Стемнело. Тяжело было разглядеть силуэты даже близрастущих деревьев, и свечки не помогали. Тишина. Горлан слышал только своё дыхание и ещё что-то. Скрежет? Начало мерещиться, что кора деревьев шевелится, а в стенах кто-то небольшой шуршит. Крикливый тогда подпёр входную и запасную двери стульями, перезарядил кольт и взял пару заряженных магазинов и гранату. Хоть дом был цел, но оружия не было на своём привычном месте, на полу. Остались лишь восемнадцать ящиков патронов, но этого наверняка хватит, чтобы пережить ночь. Горлан забрался на второй этаж, упал на ковёр и подумал: «Может, мне вообще никуда не идти? Я так устал… Останусь тут».

Он весь день валялся на том же месте. Перебирал воспоминания, но всё как в тумане. Только особняк.

«Неужели я больше ничего не делал?»

Часы такой медитации стимулировали его голову, и он стал вспоминать.

Бескрайнее поле, сухая почва, рядом лес и другие, такие же, как он. Они бродили, топтались на одном месте. Не знали, что делать. Это всё, что ему удалось восстановить в памяти, дальнейшие попытки не давали результатов. Так прошло три дня. Ночи перестали пугать, мышцы отдохнули и раны перестали болеть, а желания продолжить путь не появилось. Ему и тут хорошо было, но остаться здесь навсегда ему не суждено.

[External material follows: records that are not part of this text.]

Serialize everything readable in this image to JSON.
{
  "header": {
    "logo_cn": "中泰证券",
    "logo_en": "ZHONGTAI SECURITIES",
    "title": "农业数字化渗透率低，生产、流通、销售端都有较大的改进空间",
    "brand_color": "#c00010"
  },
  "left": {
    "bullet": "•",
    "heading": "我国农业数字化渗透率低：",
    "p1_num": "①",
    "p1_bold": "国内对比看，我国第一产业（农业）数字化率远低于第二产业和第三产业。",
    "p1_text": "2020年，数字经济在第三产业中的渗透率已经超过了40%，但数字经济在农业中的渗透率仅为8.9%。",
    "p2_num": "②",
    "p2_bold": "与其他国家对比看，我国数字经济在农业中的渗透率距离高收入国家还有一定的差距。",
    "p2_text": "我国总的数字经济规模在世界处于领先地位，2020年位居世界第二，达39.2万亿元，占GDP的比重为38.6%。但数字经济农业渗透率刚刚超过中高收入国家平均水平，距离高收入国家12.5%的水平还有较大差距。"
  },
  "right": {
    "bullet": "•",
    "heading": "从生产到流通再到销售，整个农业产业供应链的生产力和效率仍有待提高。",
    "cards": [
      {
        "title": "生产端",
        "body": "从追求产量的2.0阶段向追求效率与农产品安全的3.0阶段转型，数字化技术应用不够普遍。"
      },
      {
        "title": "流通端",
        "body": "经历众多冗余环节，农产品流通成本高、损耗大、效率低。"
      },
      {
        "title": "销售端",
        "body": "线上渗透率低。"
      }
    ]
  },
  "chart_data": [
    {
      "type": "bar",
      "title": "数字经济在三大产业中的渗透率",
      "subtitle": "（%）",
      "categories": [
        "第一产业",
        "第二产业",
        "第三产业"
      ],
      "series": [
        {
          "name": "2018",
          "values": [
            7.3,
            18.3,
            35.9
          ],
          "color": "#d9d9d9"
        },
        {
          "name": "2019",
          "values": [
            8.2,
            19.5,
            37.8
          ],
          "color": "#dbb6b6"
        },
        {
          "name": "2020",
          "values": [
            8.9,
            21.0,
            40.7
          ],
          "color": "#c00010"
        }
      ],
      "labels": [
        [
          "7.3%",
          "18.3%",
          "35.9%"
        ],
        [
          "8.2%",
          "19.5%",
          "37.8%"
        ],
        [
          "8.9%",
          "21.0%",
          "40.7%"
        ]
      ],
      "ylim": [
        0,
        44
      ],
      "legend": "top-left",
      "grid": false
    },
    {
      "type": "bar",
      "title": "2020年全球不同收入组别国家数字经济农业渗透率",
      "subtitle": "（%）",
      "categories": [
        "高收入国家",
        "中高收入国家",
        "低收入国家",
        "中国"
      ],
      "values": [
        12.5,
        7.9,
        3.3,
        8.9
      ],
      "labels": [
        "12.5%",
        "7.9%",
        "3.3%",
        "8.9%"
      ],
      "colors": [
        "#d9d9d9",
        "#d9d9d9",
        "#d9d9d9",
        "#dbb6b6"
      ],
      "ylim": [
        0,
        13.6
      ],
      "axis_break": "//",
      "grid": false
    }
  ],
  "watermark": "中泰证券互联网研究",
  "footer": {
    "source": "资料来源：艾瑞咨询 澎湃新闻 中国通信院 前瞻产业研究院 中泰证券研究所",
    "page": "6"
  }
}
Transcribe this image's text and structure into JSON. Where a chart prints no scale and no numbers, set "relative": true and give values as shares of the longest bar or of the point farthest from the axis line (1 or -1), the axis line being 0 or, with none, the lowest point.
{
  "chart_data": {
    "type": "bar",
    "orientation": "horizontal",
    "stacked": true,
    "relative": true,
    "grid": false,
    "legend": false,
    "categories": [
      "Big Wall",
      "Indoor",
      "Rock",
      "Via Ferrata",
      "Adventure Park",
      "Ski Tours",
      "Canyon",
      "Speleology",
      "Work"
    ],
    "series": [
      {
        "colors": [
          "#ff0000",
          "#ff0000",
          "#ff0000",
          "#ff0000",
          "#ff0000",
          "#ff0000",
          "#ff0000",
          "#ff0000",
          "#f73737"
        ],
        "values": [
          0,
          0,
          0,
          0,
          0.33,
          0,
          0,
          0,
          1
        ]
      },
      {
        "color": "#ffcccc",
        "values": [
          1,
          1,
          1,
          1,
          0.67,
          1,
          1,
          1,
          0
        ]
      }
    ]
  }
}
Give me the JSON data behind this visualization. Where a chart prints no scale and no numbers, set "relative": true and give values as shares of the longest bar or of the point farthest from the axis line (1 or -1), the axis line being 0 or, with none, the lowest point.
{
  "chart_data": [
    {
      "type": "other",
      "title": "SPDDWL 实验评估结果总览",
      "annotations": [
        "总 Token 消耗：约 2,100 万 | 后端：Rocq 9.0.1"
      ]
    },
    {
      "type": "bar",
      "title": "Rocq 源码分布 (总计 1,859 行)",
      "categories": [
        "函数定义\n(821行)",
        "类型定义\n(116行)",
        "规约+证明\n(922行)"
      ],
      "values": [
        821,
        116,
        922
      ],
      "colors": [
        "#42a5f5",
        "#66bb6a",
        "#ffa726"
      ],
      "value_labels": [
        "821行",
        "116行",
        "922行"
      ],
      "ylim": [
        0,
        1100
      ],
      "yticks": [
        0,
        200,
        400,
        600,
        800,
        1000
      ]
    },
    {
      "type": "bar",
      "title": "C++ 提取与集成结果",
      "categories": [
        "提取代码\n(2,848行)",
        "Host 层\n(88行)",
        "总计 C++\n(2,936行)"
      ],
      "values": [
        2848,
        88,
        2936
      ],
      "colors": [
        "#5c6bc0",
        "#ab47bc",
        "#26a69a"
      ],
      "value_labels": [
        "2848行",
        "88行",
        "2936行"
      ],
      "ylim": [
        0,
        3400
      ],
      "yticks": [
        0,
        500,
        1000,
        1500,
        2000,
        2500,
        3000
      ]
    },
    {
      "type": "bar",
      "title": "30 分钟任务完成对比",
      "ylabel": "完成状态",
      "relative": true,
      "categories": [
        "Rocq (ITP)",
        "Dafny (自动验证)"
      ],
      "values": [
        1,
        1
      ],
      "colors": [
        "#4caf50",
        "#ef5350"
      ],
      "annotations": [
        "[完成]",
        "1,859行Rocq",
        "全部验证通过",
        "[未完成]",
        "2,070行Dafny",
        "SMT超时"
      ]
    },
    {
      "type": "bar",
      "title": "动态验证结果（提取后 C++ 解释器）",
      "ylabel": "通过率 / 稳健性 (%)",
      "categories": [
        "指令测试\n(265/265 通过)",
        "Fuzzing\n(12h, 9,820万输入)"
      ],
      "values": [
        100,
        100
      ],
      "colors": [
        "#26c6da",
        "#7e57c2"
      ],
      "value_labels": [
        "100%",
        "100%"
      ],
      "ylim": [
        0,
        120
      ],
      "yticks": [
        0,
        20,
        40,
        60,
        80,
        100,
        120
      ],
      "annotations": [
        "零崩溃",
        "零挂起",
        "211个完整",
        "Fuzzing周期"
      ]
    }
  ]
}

Восьмиглавые прыгали с ветки на ветку и громко шипели, жужжали при виде того, что лежит на земле. Гора тел на месте, где был замечен посторонний, а его самого нигде нет. Они искали, рылись в телах, в почве, пытались искать следы, но безуспешно. Они не знали, что посторонний в самом центре этого скопления. Он выжидал момент, когда всё стихнет, и он дождался. Попутчик выбрался из завала и пополз по грязи, как можно сильнее прижимаясь к почве в надежде быть незамеченным. Патроны для автомата закончились.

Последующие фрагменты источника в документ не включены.